The importance of free speech, open discourse, comment, and criticism is so fundamental, that it hardly seems worth addressing. It is sufficient to note, that the right to free speech is not solely intended to protect hate groups and fringe religions; rather, at its very core is the tangible, productive, use of speech to generate innovation (see Sweezy v. New Hampshire 354 U.S. 234, 249-250 (1957) importance of protecting scholarship and academic inquiry).

The DVD cases revolve around a number of individuals who have collectively reverse-engineered the CSS program and collaborated to create a new, open-source derivative called DeCSS. DeCSS and its derivatives enable consumers to play DVDs on Linux boxes, to avoid the MPAA’s region coding, and to fast forward through any part of their purchased DVD. Just about the only thing DeCSS does not do is facilitate piracy.

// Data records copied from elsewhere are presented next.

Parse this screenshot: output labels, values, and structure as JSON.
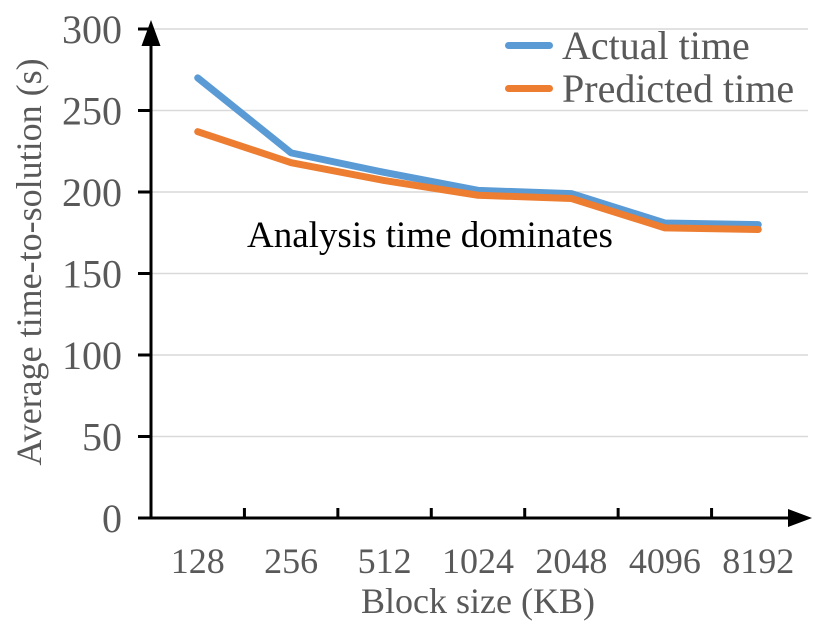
{
  "chart_data": {
    "type": "line",
    "title": "",
    "categories": [
      "128",
      "256",
      "512",
      "1024",
      "2048",
      "4096",
      "8192"
    ],
    "series": [
      {
        "name": "Actual time",
        "color": "#5B9BD5",
        "values": [
          270,
          224,
          212,
          201,
          199,
          181,
          180
        ]
      },
      {
        "name": "Predicted time",
        "color": "#ED7D31",
        "values": [
          237,
          218,
          207,
          198,
          196,
          178,
          177
        ]
      }
    ],
    "xlabel": "Block size (KB)",
    "ylabel": "Average time-to-solution (s)",
    "ylim": [
      0,
      300
    ],
    "yticks": [
      0,
      50,
      100,
      150,
      200,
      250,
      300
    ],
    "grid": "horizontal",
    "legend_position": "top-right-inside",
    "annotation": "Analysis time dominates",
    "style": {
      "axis_color": "#000000",
      "gridline_color": "#D9D9D9",
      "tick_label_color": "#595959",
      "annotation_color": "#000000",
      "background": "#ffffff"
    }
  }
}
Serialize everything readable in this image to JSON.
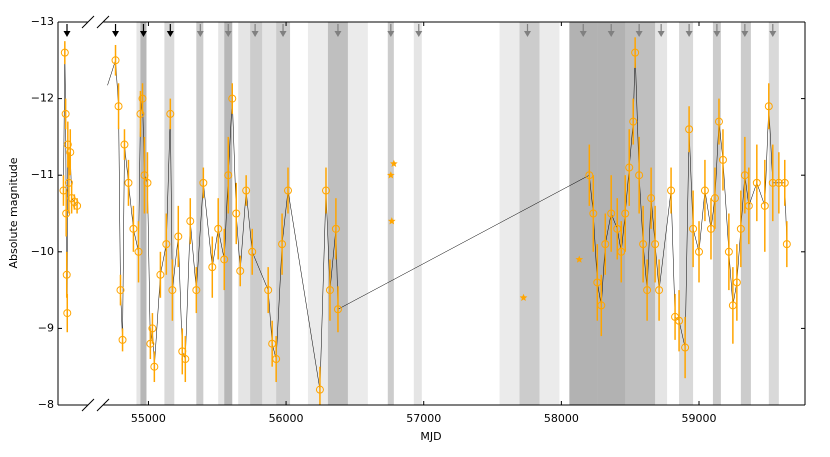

The reason DeCSS does not facilitate piracy is, admittedly, more practical than regulatory – there is no suggestion that the makers of DeCSS specifically tried to stop piracy. Yet, as it turns out, the sheer size of unencrypted DVD movies makes transfer over the internet ridiculous (300 hours for a single movie with a high speed modem), and storage in a tangible or virtual "library" not feasible (encrypted DVDs contain some 6 gigabytes of information). These practical reasons are also likely behind the fact that the few private producers of movie DVDs who have opted not to incorporate CSS into their DVDs, instead selling non-encrypted DVDs, have reported no increased piracy.

Today, businesses, and our society as a whole, depend on reverse-engineering and open discourse to continually innovate. We depend on peer-review, open interaction, and free discussion of ideas and technology to facilitate advancement and the building of better mousetraps. Our rights to reverse-engineer products and our rights to exchange ideas freely are intertwined to form one of our most economically fruitful civil rights.

It is disturbing to see one market participant attempt to thwart new innovation, curtailing advancement. In order to facilitate innovation, our society encourages the use of patents and copyrights (neither of which have been asserted here) to grant an innovator a limited monopoly over his or her new mousetrap. No law, however, grants a total monopoly, and no policy supports a total cessation of innovation, based solely upon market domination through a particular business plan. No market participant, no matter how powerful, should be permitted to exploit the law – using the courts to suppress creativity and discourse, snapping shut the clamping jaws of its mousetrap to stifle the continued innovation of others.